Distance between sill gate to water level depends on the trunk’s height. Span/spread and the inboard length of the oar depend on the shoulders breadth and the specific amplitude. If the first two parameters are easy to measure, the third one, the specific amplitude can be obtained in different ways:

  • while the sportman is in boat, the distance between attack (catch) and finish position;
  • while the sportman is on the rowing ergometer – again distance between attack (catch) and finish position;
  • using a deduction method, considering several parameters of the sportman – the method I prefer.

Two sportsmen can have the same specific amplitude, but the ratio trunk/leg or the ratio thigh/calf can be different, fact that requires a different rigging.

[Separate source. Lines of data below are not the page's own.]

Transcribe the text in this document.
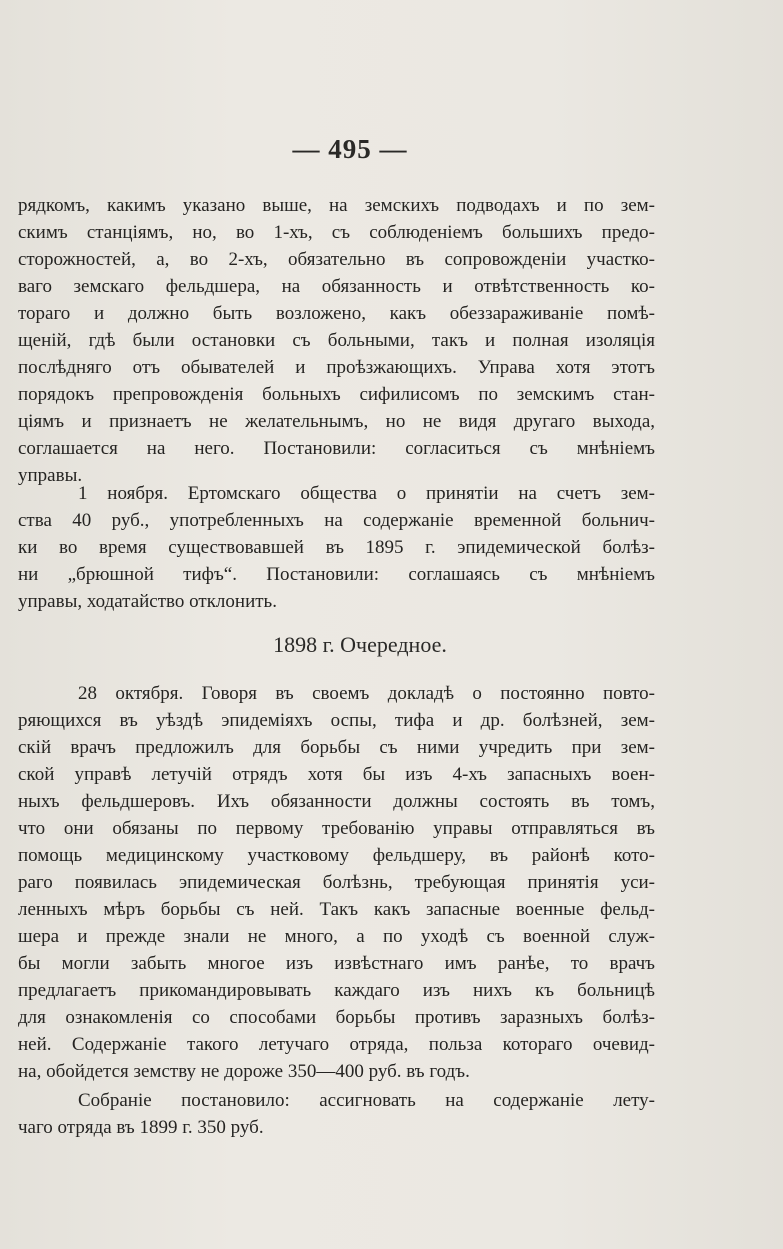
— 495 —
рядкомъ, какимъ указано выше, на земскихъ подводахъ и по зем-
скимъ станціямъ, но, во 1-хъ, съ соблюденіемъ большихъ предо-
сторожностей, а, во 2-хъ, обязательно въ сопровожденіи участко-
ваго земскаго фельдшера, на обязанность и отвѣтственность ко-
тораго и должно быть возложено, какъ обеззараживаніе помѣ-
щеній, гдѣ были остановки съ больными, такъ и полная изоляція
послѣдняго отъ обывателей и проѣзжающихъ. Управа хотя этотъ
порядокъ препровожденія больныхъ сифилисомъ по земскимъ стан-
ціямъ и признаетъ не желательнымъ, но не видя другаго выхода,
соглашается на него. Постановили: согласиться съ мнѣніемъ
управы.
1 ноября. Ертомскаго общества о принятіи на счетъ зем-
ства 40 руб., употребленныхъ на содержаніе временной больнич-
ки во время существовавшей въ 1895 г. эпидемической болѣз-
ни „брюшной тифъ“. Постановили: соглашаясь съ мнѣніемъ
управы, ходатайство отклонить.
1898 г. Очередное.
28 октября. Говоря въ своемъ докладѣ о постоянно повто-
ряющихся въ уѣздѣ эпидеміяхъ оспы, тифа и др. болѣзней, зем-
скій врачъ предложилъ для борьбы съ ними учредить при зем-
ской управѣ летучій отрядъ хотя бы изъ 4-хъ запасныхъ воен-
ныхъ фельдшеровъ. Ихъ обязанности должны состоять въ томъ,
что они обязаны по первому требованію управы отправляться въ
помощь медицинскому участковому фельдшеру, въ районѣ кото-
раго появилась эпидемическая болѣзнь, требующая принятія уси-
ленныхъ мѣръ борьбы съ ней. Такъ какъ запасные военные фельд-
шера и прежде знали не много, а по уходѣ съ военной служ-
бы могли забыть многое изъ извѣстнаго имъ ранѣе, то врачъ
предлагаетъ прикомандировывать каждаго изъ нихъ къ больницѣ
для ознакомленія со способами борьбы противъ заразныхъ болѣз-
ней. Содержаніе такого летучаго отряда, польза котораго очевид-
на, обойдется земству не дороже 350—400 руб. въ годъ.
Собраніе постановило: ассигновать на содержаніе лету-
чаго отряда въ 1899 г. 350 руб.
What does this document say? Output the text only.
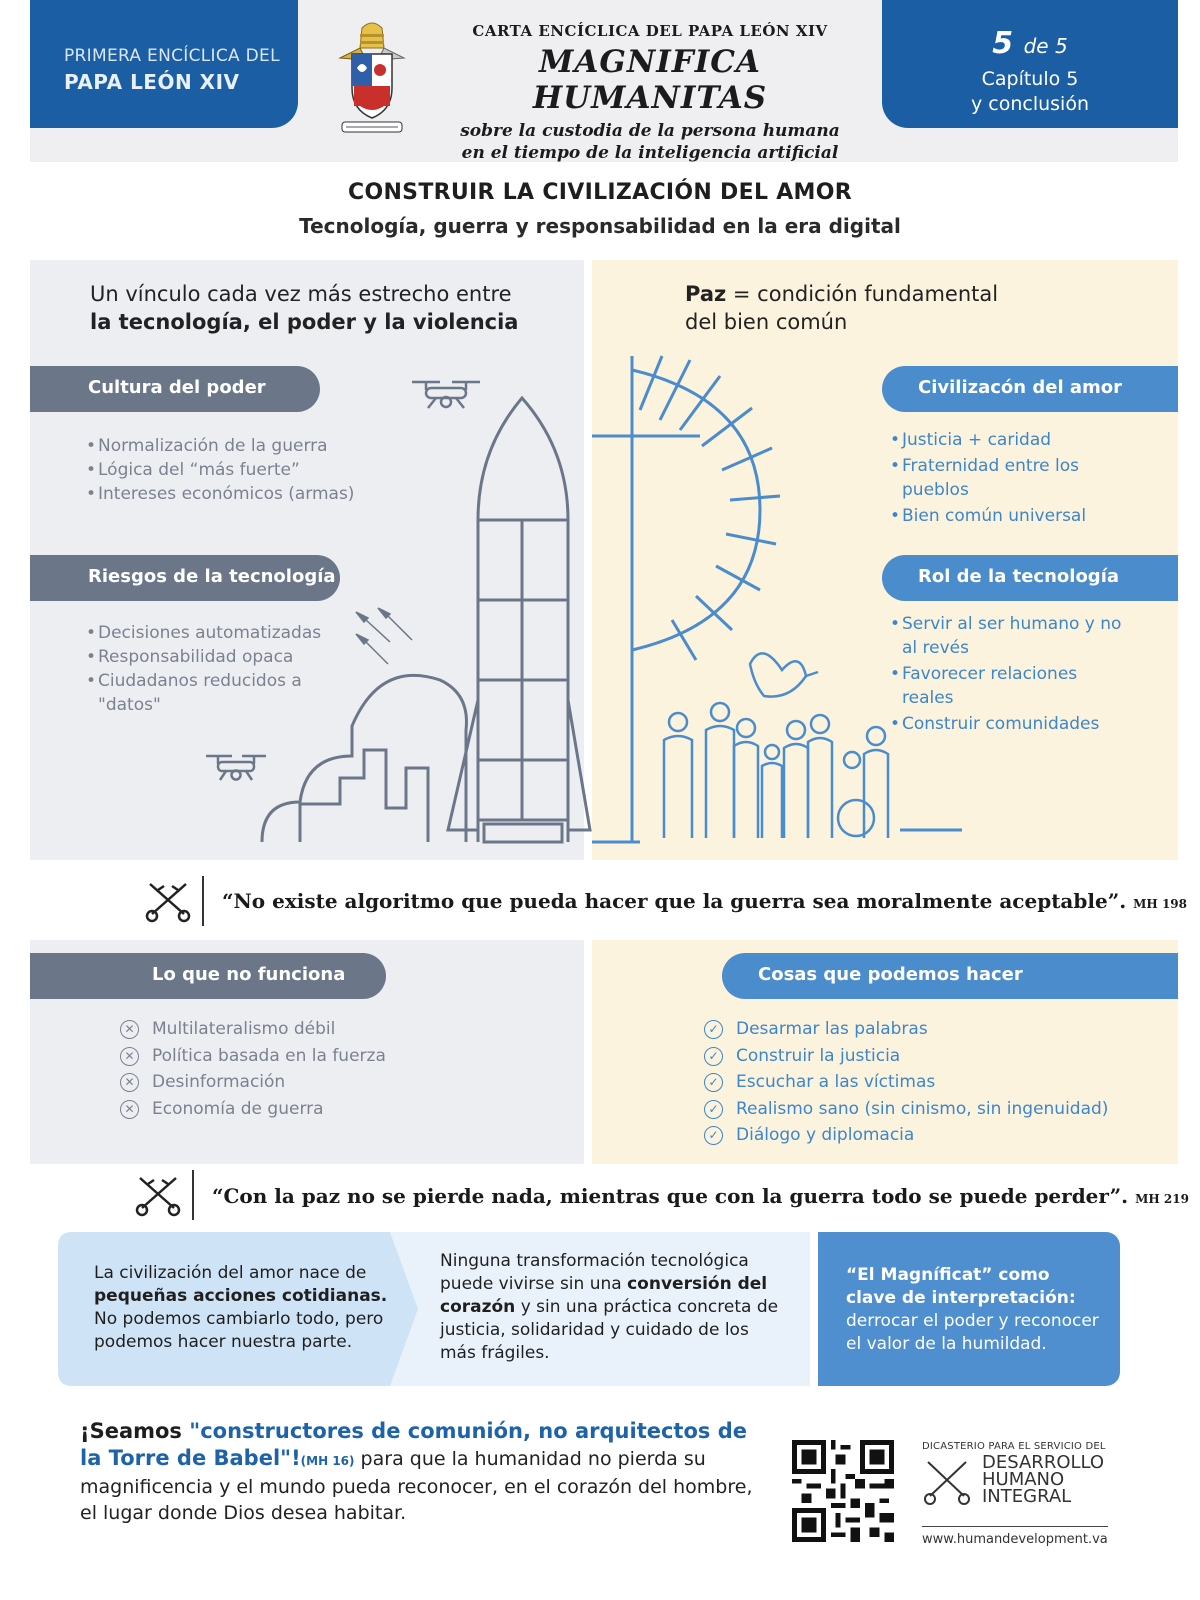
PRIMERA ENCÍCLICA DEL
PAPA LEÓN XIV
CARTA ENCÍCLICA DEL PAPA LEÓN XIV
MAGNIFICA HUMANITAS
sobre la custodia de la persona humana
en el tiempo de la inteligencia artificial
5 de 5
Capítulo 5
y conclusión
CONSTRUIR LA CIVILIZACIÓN DEL AMOR
Tecnología, guerra y responsabilidad en la era digital
Un vínculo cada vez más estrecho entre
la tecnología, el poder y la violencia
Paz = condición fundamental
del bien común
Cultura del poder
• Normalización de la guerra
• Lógica del “más fuerte”
• Intereses económicos (armas)
Riesgos de la tecnología
• Decisiones automatizadas
• Responsabilidad opaca
• Ciudadanos reducidos a "datos"
Civilizacón del amor
• Justicia + caridad
• Fraternidad entre los pueblos
• Bien común universal
Rol de la tecnología
• Servir al ser humano y no al revés
• Favorecer relaciones reales
• Construir comunidades
“No existe algoritmo que pueda hacer que la guerra sea moralmente aceptable”. MH 198
Lo que no funciona
✕ Multilateralismo débil
✕ Política basada en la fuerza
✕ Desinformación
✕ Economía de guerra
Cosas que podemos hacer
✓ Desarmar las palabras
✓ Construir la justicia
✓ Escuchar a las víctimas
✓ Realismo sano (sin cinismo, sin ingenuidad)
✓ Diálogo y diplomacia
“Con la paz no se pierde nada, mientras que con la guerra todo se puede perder”. MH 219
La civilización del amor nace de
pequeñas acciones cotidianas.
No podemos cambiarlo todo, pero podemos hacer nuestra parte.
Ninguna transformación tecnológica puede vivirse sin una conversión del corazón y sin una práctica concreta de justicia, solidaridad y cuidado de los más frágiles.
“El Magníficat” como clave de interpretación: derrocar el poder y reconocer el valor de la humildad.
¡Seamos "constructores de comunión, no arquitectos de la Torre de Babel"!(MH 16) para que la humanidad no pierda su magnificencia y el mundo pueda reconocer, en el corazón del hombre, el lugar donde Dios desea habitar.
DICASTERIO PARA EL SERVICIO DEL
DESARROLLO
HUMANO
INTEGRAL
www.humandevelopment.va
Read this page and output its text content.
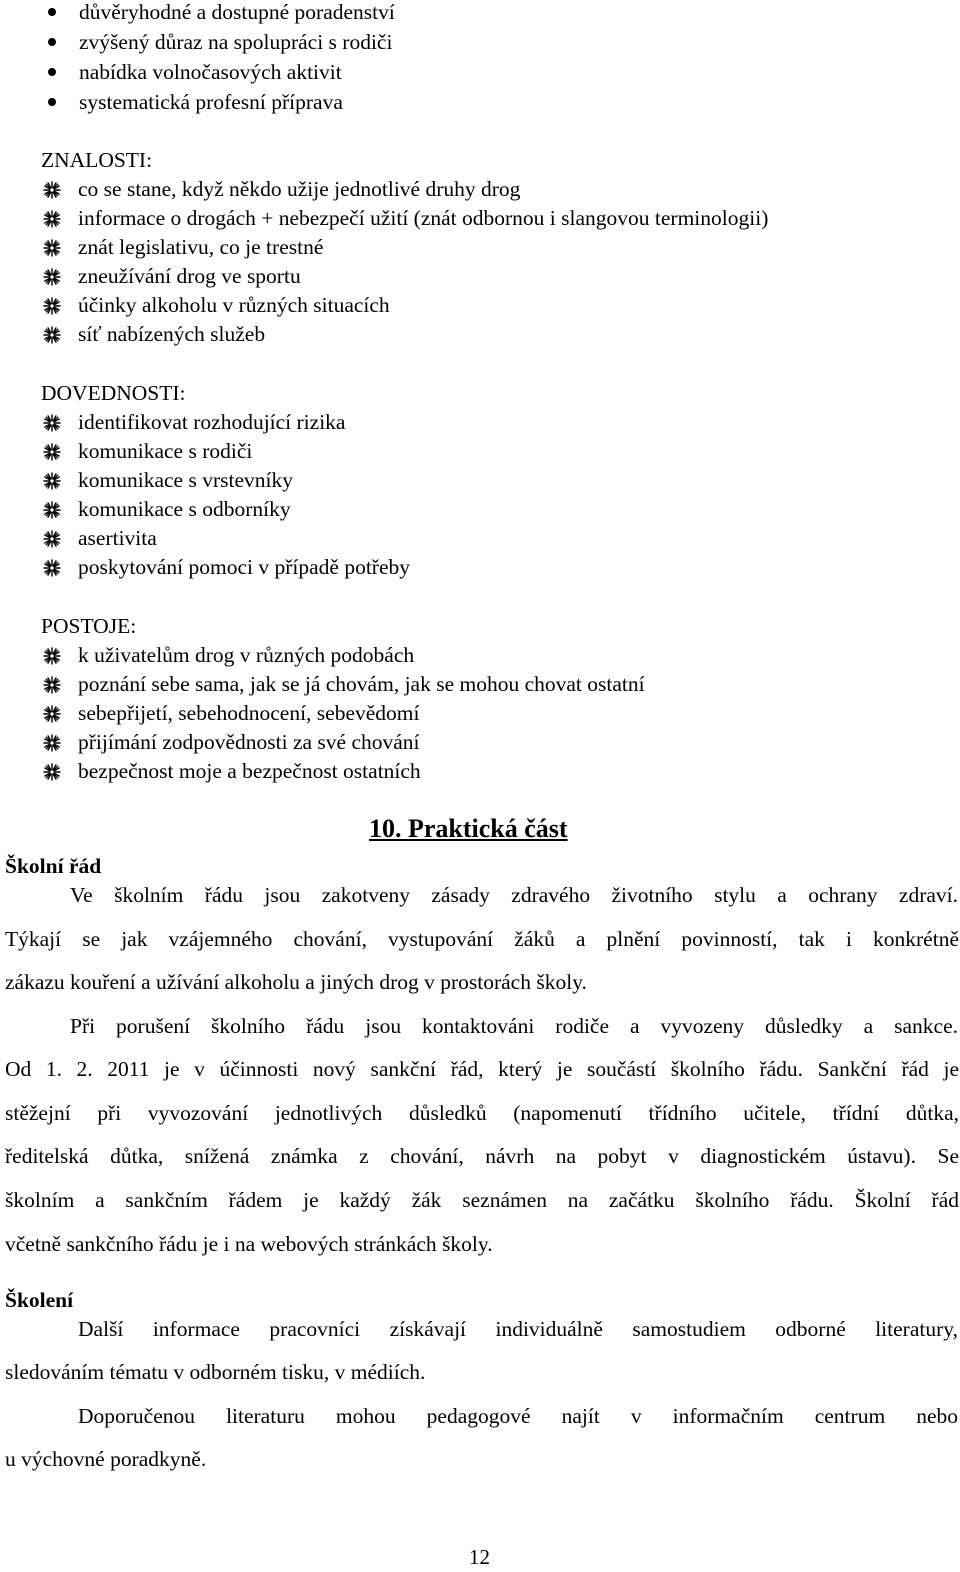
důvěryhodné a dostupné poradenství
zvýšený důraz na spolupráci s rodiči
nabídka volnočasových aktivit
systematická profesní příprava
ZNALOSTI:
co se stane, když někdo užije jednotlivé druhy drog
informace o drogách + nebezpečí užití (znát odbornou i slangovou terminologii)
znát legislativu, co je trestné
zneužívání drog ve sportu
účinky alkoholu v různých situacích
síť nabízených služeb
DOVEDNOSTI:
identifikovat rozhodující rizika
komunikace s rodiči
komunikace s vrstevníky
komunikace s odborníky
asertivita
poskytování pomoci v případě potřeby
POSTOJE:
k uživatelům drog v různých podobách
poznání sebe sama, jak se já chovám, jak se mohou chovat ostatní
sebepřijetí, sebehodnocení, sebevědomí
přijímání zodpovědnosti za své chování
bezpečnost moje a bezpečnost ostatních
10. Praktická část
Školní řád
Ve školním řádu jsou zakotveny zásady zdravého životního stylu a ochrany zdraví.
Týkají se jak vzájemného chování, vystupování žáků a plnění povinností, tak i konkrétně
zákazu kouření a užívání alkoholu a jiných drog v prostorách školy.
Při porušení školního řádu jsou kontaktováni rodiče a vyvozeny důsledky a sankce.
Od 1. 2. 2011 je v účinnosti nový sankční řád, který je součástí školního řádu. Sankční řád je
stěžejní při vyvozování jednotlivých důsledků (napomenutí třídního učitele, třídní důtka,
ředitelská důtka, snížená známka z chování, návrh na pobyt v diagnostickém ústavu). Se
školním a sankčním řádem je každý žák seznámen na začátku školního řádu. Školní řád
včetně sankčního řádu je i na webových stránkách školy.
Školení
Další informace pracovníci získávají individuálně samostudiem odborné literatury,
sledováním tématu v odborném tisku, v médiích.
Doporučenou literaturu mohou pedagogové najít v informačním centrum nebo
u výchovné poradkyně.
12
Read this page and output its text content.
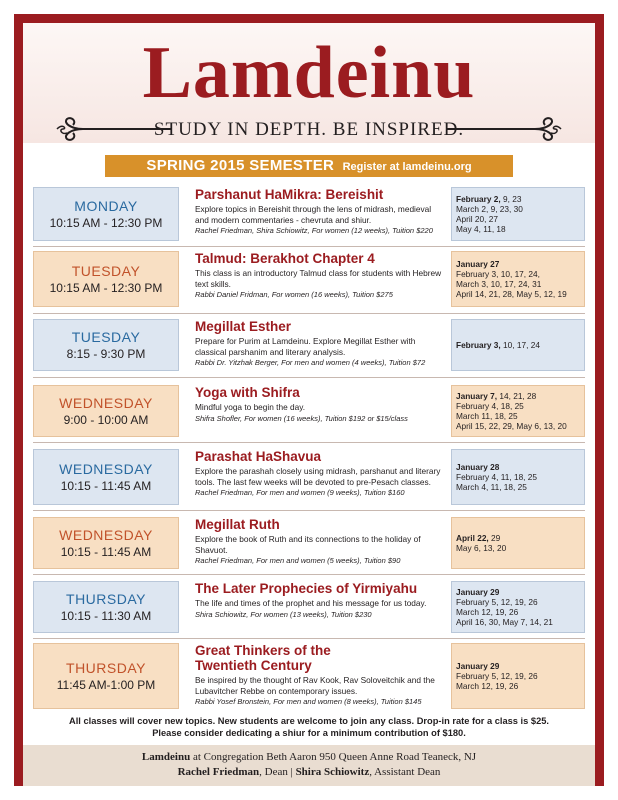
Lamdeinu
STUDY IN DEPTH. BE INSPIRED.
SPRING 2015 SEMESTER Register at lamdeinu.org
MONDAY
10:15 AM - 12:30 PM
Parshanut HaMikra: Bereishit
Explore topics in Bereishit through the lens of midrash, medieval and modern commentaries - chevruta and shiur.
Rachel Friedman, Shira Schiowitz, For women (12 weeks), Tuition $220
February 2, 9, 23
March 2, 9, 23, 30
April 20, 27
May 4, 11, 18
TUESDAY
10:15 AM - 12:30 PM
Talmud: Berakhot Chapter 4
This class is an introductory Talmud class for students with Hebrew text skills.
Rabbi Daniel Fridman, For women (16 weeks), Tuition $275
January 27
February 3, 10, 17, 24,
March 3, 10, 17, 24, 31
April 14, 21, 28, May 5, 12, 19
TUESDAY
8:15 - 9:30 PM
Megillat Esther
Prepare for Purim at Lamdeinu. Explore Megillat Esther with classical parshanim and literary analysis.
Rabbi Dr. Yitzhak Berger, For men and women (4 weeks), Tuition $72
February 3, 10, 17, 24
WEDNESDAY
9:00 - 10:00 AM
Yoga with Shifra
Mindful yoga to begin the day.
Shifra Shofler, For women (16 weeks), Tuition $192 or $15/class
January 7, 14, 21, 28
February 4, 18, 25
March 11, 18, 25
April 15, 22, 29, May 6, 13, 20
WEDNESDAY
10:15 - 11:45 AM
Parashat HaShavua
Explore the parashah closely using midrash, parshanut and literary tools. The last few weeks will be devoted to pre-Pesach classes.
Rachel Friedman, For men and women (9 weeks), Tuition $160
January 28
February 4, 11, 18, 25
March 4, 11, 18, 25
WEDNESDAY
10:15 - 11:45 AM
Megillat Ruth
Explore the book of Ruth and its connections to the holiday of Shavuot.
Rachel Friedman, For men and women (5 weeks), Tuition $90
April 22, 29
May 6, 13, 20
THURSDAY
10:15 - 11:30 AM
The Later Prophecies of Yirmiyahu
The life and times of the prophet and his message for us today.
Shira Schiowitz, For women (13 weeks), Tuition $230
January 29
February 5, 12, 19, 26
March 12, 19, 26
April 16, 30, May 7, 14, 21
THURSDAY
11:45 AM-1:00 PM
Great Thinkers of the Twentieth Century
Be inspired by the thought of Rav Kook, Rav Soloveitchik and the Lubavitcher Rebbe on contemporary issues.
Rabbi Yosef Bronstein, For men and women (8 weeks), Tuition $145
January 29
February 5, 12, 19, 26
March 12, 19, 26
All classes will cover new topics. New students are welcome to join any class. Drop-in rate for a class is $25.
Please consider dedicating a shiur for a minimum contribution of $180.
Lamdeinu at Congregation Beth Aaron 950 Queen Anne Road Teaneck, NJ
Rachel Friedman, Dean | Shira Schiowitz, Assistant Dean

We can continue with the reasearch at the point of the selecting the sportsmen even, mentioning that a sportman with a longer thigh and a shorter calf has a slight advantage to a sportman with the same foot length but with the thigh/calf ratio reversed.

Likewise two sportsmen with the same height, but one with longer feet and shorter trunk in comparison with the other – shorter feet, longer trunk the former has an advantage too.

Because of these facts i consider that individualized rigging in the field of rowing offers advantages which deserve to be noted.